Worüber können Sie lachen?

Ich liebe englischen Humor und John Cleese. Ich liebe diese Art, schlimmsten Blödsinn zu treiben, ohne sich auf eine Pointe zu setzen. Ich mag es nicht, wenn mit dem Zaunpfahl gewunken wird: "Achtung! Gleich kommt der Witz!" Deutschen Comedy-Humor finde ich sehr anstrengend. Ich liebe die Engländer für ihre entspannte Unverschämtheit. Und auch die Russen haben einen tollen Humor. Gontscharow, Gogol, Daniil Charms sind ganz großartig. Aber auch andere russische Autoren, die man kaum kennt. Leonid Leonow: "Aus den Aufzeichnungen eines Kleinstädters". Das hoffnungslos traurige, langweilige Leben in den Weiten Russlands, das er beschreibt, und ein seltsamer, trauriger Humor, damit umzugehen - das mag ich gern. Er schreibt über nichts. Er ist der selbsternannte Geschichtenschreiber eines kleinen Kaffs am Rande der sibirischen Steppe, in dem absolut nichts passiert. Aus jedem noch so unbedeutenden Vorgang macht er einen weltgeschichtlichen Vorgang und beschreibt ihn mit einer Hingabe und Liebe, dass man schallend lacht. Zum Beispiel "Wie die Kutsche des Bischofs XY einmal an unserer Stadt vorbeifuhr".
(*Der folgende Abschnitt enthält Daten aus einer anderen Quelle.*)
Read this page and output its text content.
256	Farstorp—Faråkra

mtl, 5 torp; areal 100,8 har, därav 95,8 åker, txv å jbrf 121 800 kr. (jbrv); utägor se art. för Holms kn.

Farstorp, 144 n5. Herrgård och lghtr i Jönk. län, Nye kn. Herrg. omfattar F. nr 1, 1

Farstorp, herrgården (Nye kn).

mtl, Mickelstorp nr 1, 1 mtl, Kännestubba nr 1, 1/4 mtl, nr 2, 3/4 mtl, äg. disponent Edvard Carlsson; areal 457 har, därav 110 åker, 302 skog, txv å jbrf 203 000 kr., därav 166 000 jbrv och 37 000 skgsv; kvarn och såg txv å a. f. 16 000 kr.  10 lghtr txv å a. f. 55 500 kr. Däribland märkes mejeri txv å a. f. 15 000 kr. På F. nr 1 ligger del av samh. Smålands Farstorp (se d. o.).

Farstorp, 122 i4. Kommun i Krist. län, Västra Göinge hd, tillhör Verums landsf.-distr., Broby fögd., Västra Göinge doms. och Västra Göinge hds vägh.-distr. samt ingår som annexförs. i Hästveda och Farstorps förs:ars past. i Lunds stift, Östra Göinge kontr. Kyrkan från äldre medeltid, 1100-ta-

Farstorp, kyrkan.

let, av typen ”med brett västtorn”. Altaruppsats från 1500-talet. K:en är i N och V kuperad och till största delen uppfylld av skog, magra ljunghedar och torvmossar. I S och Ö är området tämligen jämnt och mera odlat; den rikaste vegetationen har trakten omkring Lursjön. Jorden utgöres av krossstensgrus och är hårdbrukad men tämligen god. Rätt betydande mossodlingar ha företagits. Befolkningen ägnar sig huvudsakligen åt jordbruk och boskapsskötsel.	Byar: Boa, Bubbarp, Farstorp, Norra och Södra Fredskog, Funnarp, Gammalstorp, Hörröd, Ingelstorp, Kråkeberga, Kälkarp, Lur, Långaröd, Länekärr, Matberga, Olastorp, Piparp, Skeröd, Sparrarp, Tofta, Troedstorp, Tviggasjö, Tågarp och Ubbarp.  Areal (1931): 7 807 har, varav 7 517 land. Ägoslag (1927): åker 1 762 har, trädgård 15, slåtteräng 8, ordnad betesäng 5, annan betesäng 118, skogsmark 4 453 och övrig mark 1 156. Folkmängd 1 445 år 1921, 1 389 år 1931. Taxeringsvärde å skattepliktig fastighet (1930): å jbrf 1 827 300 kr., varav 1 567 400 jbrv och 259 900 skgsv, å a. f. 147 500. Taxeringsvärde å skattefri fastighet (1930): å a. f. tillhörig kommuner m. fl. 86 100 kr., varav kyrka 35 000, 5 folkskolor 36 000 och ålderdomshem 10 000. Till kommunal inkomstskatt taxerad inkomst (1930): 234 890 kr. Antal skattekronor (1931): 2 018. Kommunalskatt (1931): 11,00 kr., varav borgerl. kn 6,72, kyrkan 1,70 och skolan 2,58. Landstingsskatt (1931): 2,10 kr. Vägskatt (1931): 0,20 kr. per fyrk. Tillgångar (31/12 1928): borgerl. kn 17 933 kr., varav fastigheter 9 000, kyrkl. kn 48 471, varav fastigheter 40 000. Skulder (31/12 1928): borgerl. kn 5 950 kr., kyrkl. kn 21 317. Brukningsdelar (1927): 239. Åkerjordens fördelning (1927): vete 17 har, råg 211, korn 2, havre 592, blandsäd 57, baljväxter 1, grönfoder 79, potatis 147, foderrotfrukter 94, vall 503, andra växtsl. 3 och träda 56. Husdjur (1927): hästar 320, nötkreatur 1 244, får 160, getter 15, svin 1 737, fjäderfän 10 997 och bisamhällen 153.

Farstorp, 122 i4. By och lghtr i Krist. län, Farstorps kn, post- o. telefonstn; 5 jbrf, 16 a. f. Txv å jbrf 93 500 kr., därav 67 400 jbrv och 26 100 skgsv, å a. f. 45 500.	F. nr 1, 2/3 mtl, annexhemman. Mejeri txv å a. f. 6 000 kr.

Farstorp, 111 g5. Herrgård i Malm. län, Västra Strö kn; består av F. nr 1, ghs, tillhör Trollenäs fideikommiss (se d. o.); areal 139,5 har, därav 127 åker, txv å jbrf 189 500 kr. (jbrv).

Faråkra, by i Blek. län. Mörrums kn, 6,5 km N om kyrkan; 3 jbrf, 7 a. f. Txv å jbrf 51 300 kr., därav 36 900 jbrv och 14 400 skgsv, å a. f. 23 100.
Haben Sie noch unerfüllte Träume?

Ja. Ich möchte zwei Esel und einen Uhu haben. Ich liebe Esel und Eulen, ich weiß nicht, warum, aber ich finde sie toll.

Kann man Uhus denn kaufen?

Ja, kann man, aber man muss eingewiesen werden. Einen Uhu zu halten, das ist eine Lebensaufgabe. Außerdem fressen die schrecklich viel. So einen Vogel muss man täglich mit sieben Ratten und fünfzehn Küken füttern. Und wo soll man die jeden Tag bloß hernehmen? Tiefgefroren? Vielleicht doch lieber einen Waldkauz.